At the request of many, a special Beth din (religious court) was convened to investigate the rumors that had come out against Berland, the leader of the Shuvu Bonim community. The beth din comprised three dayanim, and its goal was to adjudicate the manner in which everyone should conduct themselves. On June 24, 2019, this special court issued the following order regarding Berland: "To stop immediately all hatred, persecution, arguments and slander, in writing and in speech, and in all form of media and publication." The statement was signed by Moshe Sternbuch, Yitzchok Tuvia Weiss, and others.

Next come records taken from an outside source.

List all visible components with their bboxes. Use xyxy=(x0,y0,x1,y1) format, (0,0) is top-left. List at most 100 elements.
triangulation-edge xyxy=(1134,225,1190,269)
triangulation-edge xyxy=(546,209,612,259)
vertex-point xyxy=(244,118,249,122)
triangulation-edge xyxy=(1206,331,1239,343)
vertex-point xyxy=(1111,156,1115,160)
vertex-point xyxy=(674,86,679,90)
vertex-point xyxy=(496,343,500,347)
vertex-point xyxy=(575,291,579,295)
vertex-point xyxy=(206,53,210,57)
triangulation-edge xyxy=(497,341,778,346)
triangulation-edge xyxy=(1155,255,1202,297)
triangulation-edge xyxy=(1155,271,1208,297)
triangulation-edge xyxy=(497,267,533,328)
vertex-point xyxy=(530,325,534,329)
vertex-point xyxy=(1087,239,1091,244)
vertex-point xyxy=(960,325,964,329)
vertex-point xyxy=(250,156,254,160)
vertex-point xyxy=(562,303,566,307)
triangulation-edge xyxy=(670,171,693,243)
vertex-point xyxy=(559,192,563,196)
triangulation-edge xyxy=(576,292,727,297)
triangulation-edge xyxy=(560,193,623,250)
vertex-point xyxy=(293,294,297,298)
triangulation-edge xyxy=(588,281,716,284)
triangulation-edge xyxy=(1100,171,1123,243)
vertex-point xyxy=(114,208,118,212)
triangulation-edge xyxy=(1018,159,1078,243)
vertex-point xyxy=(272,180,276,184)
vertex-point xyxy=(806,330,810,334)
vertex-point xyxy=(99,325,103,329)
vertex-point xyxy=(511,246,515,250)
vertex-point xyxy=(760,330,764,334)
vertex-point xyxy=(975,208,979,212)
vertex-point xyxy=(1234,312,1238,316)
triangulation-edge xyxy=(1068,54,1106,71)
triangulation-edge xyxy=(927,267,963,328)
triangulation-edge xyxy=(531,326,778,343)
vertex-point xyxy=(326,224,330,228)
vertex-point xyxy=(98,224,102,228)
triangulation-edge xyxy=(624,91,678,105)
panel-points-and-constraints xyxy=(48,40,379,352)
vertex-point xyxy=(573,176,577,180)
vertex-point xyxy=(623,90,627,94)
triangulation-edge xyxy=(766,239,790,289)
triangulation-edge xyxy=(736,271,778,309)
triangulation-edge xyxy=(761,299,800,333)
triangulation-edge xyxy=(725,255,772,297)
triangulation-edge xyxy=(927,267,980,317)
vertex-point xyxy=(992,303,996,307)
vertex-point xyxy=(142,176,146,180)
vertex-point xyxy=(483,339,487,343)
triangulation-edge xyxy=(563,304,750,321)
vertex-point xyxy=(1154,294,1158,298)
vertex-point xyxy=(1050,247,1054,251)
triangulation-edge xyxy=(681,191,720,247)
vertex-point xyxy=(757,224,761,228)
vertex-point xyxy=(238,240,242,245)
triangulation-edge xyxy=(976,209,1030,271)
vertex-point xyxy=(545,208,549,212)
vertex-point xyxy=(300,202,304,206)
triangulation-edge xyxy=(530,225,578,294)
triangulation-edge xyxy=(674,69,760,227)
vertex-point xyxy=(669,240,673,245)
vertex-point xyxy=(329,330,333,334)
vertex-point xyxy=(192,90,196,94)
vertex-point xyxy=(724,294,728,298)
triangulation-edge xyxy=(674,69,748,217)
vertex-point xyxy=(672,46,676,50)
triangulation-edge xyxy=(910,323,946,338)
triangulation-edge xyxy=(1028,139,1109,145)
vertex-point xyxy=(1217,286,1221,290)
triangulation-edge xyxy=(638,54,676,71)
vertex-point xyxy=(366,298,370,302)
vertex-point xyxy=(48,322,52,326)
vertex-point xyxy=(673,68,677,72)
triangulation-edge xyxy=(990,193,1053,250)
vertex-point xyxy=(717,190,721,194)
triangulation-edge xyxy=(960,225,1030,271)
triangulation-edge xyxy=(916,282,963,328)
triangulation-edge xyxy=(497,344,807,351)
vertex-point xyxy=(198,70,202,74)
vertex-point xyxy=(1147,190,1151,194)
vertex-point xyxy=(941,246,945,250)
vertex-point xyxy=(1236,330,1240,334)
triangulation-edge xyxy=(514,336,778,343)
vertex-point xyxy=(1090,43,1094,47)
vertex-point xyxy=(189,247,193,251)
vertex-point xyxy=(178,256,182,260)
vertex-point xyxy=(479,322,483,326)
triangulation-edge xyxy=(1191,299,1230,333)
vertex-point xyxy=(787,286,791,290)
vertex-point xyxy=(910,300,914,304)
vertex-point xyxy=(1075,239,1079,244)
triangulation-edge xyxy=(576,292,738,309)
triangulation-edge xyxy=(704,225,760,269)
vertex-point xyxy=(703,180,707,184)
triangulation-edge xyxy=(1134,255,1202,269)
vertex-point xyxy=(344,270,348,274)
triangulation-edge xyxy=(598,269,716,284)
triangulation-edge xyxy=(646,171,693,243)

On May 20, after months of collecting evidence and testimony, the beth din issued their final conclusive ruling. It described the content of the testimonies that they had heard as “untoward acts” and “very serious behaviors,” and they concluded that, “It is clear that according to the opinion of our holy teachings, anyone who violates the three cardinal sins and their derivatives, someone who values his soul must stay away from him [the violator] and one is obligated to act in this way.” The ruling also contained a paragraph warning that this is a serious issue since defenders of Berland have excused his behavior, even publishing books, claiming it is permitted for a Tzaddik to perform sins. The ruling continued, "These matters are considered complete heresy in the fundamentals of our religion. We must uproot and remove this heresy from within us."

==Fraud sentence==
In February 2020, Berland was arrested for fraud after hundreds of people filed police complaints alleging that he had sold prayers and pills to desperate members of his community, promised to cure disabilities, and promised the family members of imprisoned people that their relatives would be freed soon. During the arrest raid, police seized dozens of boxes of powders and pills which he had marketed as "wonder drugs." Laboratory tests revealed them to be over-the-counter pain medication and candy. In June 2021, Berland was sentenced to 18 months in prison after pleading guilty to fraud in a plea bargain. The sentence included time served; he had spent a year in detention prior to being released to house arrest in February 2021. As he entered prison, a group of his supporters held a demonstration nearby.